G era un hombre de gustos polifacéticos y de amistades eclécticas, y en otra ocasión me invitó a tomar unas cervezas en un bar de Greenwich con otro amigo suyo, esta vez pianista profesional que se sacaba un sobresueldo afinando los pianos de cola de la jet-set del Upper West Side. Esta vez traje a mi amiga CL, de visita en Nueva York, y aparecimos con vaqueros y zapatillas, y he de decir que nos mimetizamos perfectamente con el ambiente. No hay nada como saber qué ponerse en cada ocasión (gracias mamá por esa educación de más que nos diste). La cerveza era buena, la música mejor, y la conversación de nuevo muy interesante. Allí fue cuando descubrí, de la mano de dos músicos que sabían de lo que hablaban, que el buen intérprete no deja sus sentimientos en una partitura. La destripa con precisión quirúrgica para empezar y acabar cada nota con exactitud matemática, y es así como consigue que su público se deshaga en lágrimas o se le estremezca el alma con sentimientos que ninguna palabra podrá jamás expresar. Allí fue que empecé a comprender lo difícil que es ser artista de verdad.

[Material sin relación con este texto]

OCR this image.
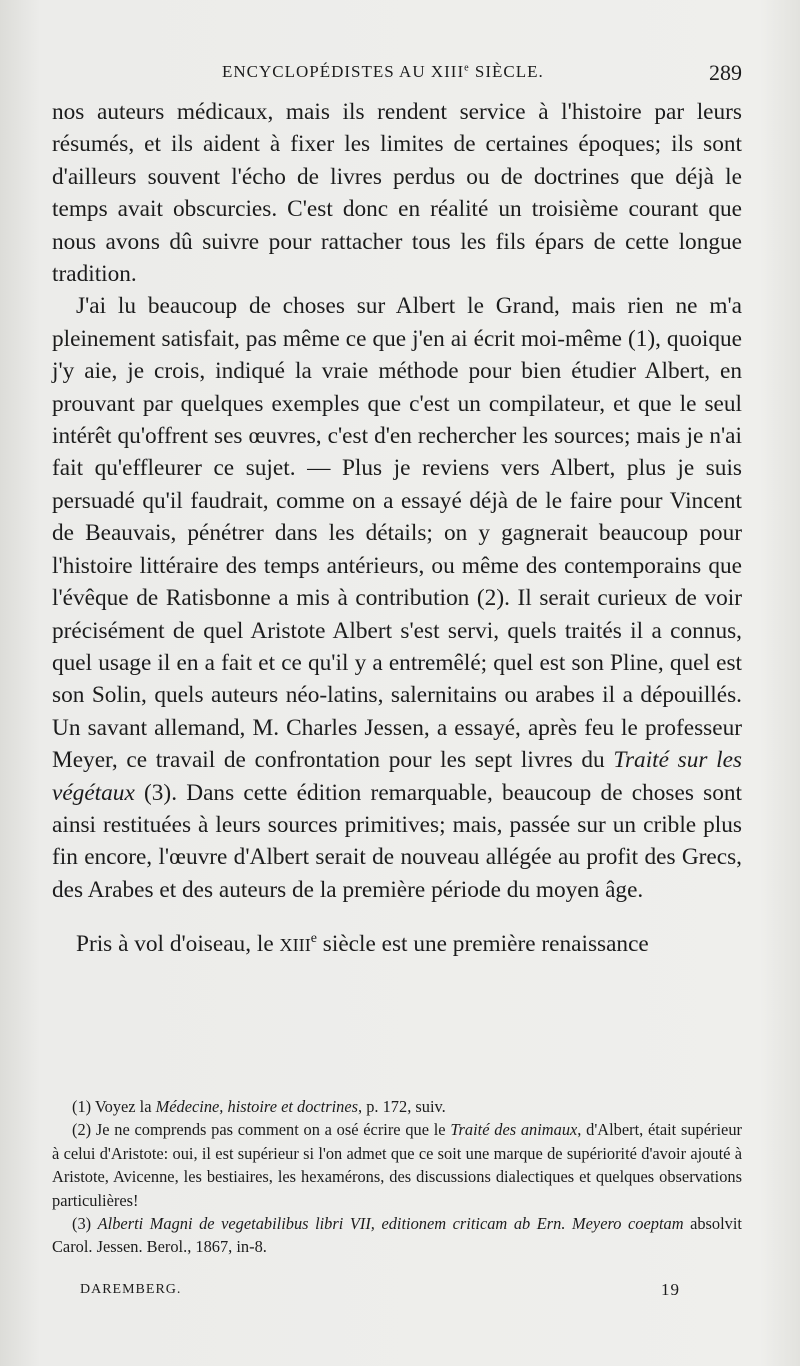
ENCYCLOPÉDISTES AU XIIIe SIÈCLE.	289

nos auteurs médicaux, mais ils rendent service à l'histoire par leurs résumés, et ils aident à fixer les limites de certaines époques; ils sont d'ailleurs souvent l'écho de livres perdus ou de doctrines que déjà le temps avait obscurcies. C'est donc en réalité un troisième courant que nous avons dû suivre pour rattacher tous les fils épars de cette longue tradition.

J'ai lu beaucoup de choses sur Albert le Grand, mais rien ne m'a pleinement satisfait, pas même ce que j'en ai écrit moi-même (1), quoique j'y aie, je crois, indiqué la vraie méthode pour bien étudier Albert, en prouvant par quelques exemples que c'est un compilateur, et que le seul intérêt qu'offrent ses œuvres, c'est d'en rechercher les sources; mais je n'ai fait qu'effleurer ce sujet. — Plus je reviens vers Albert, plus je suis persuadé qu'il faudrait, comme on a essayé déjà de le faire pour Vincent de Beauvais, pénétrer dans les détails; on y gagnerait beaucoup pour l'histoire littéraire des temps antérieurs, ou même des contemporains que l'évêque de Ratisbonne a mis à contribution (2). Il serait curieux de voir précisément de quel Aristote Albert s'est servi, quels traités il a connus, quel usage il en a fait et ce qu'il y a entremêlé; quel est son Pline, quel est son Solin, quels auteurs néo-latins, salernitains ou arabes il a dépouillés. Un savant allemand, M. Charles Jessen, a essayé, après feu le professeur Meyer, ce travail de confrontation pour les sept livres du Traité sur les végétaux (3). Dans cette édition remarquable, beaucoup de choses sont ainsi restituées à leurs sources primitives; mais, passée sur un crible plus fin encore, l'œuvre d'Albert serait de nouveau allégée au profit des Grecs, des Arabes et des auteurs de la première période du moyen âge.

Pris à vol d'oiseau, le XIIIe siècle est une première renaissance

(1) Voyez la Médecine, histoire et doctrines, p. 172, suiv.

(2) Je ne comprends pas comment on a osé écrire que le Traité des animaux, d'Albert, était supérieur à celui d'Aristote: oui, il est supérieur si l'on admet que ce soit une marque de supériorité d'avoir ajouté à Aristote, Avicenne, les bestiaires, les hexamérons, des discussions dialectiques et quelques observations particulières!

(3) Alberti Magni de vegetabilibus libri VII, editionem criticam ab Ern. Meyero coeptam absolvit Carol. Jessen. Berol., 1867, in-8.

DAREMBERG.	19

Aquella fue la última vez que vi a G en persona. No volvimos a quedar, él trabajaba más que nunca, y yo intentaba acabar mi proyecto a contra reloj para poder mudarme a Suecia en el plazo programado. Por otro lado, también es posible que nos moviéramos en círculos muy dispares, él en los clubs del Soho, yo en la biblioteca de la 67 con la Primera Avenida.
Ya hace tiempo que le perdí la pista; pero he de decir que desde aquella ocasión en Boston, cada vez que alguien me propone cenar con perfectos desconocidos, por poco que me apetezca despojarme de las pantuflas y los pantalones de chándal de andar por casa, siempre me pongo una blusa y unos zapatos, falda o pantalón, y me pinto la raya, para acudir donde el destino me lleve.
El sueldo de postdoc es irrisorio. Sobreviví en Nueva York porque el alquiler estaba subvencionado por el centro para el que trabajaba.
Es extraño como las mujeres que conocen sus virtudes no son tan apreciadas como las que van por la vida con ese encanto caracterizado por la inocencia acerca de sus talentos. La diferencia suele residir, no en que haya mujeres cándidas que no saben que son guapas o listas, es que lo saben pero afectan una ignorancia calculada.
T'has superat a tu mateixa. A Este escrit no li falta rés: bones experiències que compartir, gent interesant, educació i humor per tot arreu. La anecdota de la biblioteca es propia de una dona que sap estar en moltes situacions i gaudir d'elles, oferint genuinament el millor que te. Educació, molta cultura, pendre la vida com ve i saber vestirse per a cada ocasió ( en la medida de lo posible) es una mezcla innegable per a segui tinguent èxit en allò que vindrà. T'estime.
Ese momentazo en el que te sientes la protagonista de una película de Billy Wilder, con la frase más ingeniosa de la noche y el público completamente entregado. ¡Me habría encantado estar ahí para verlo!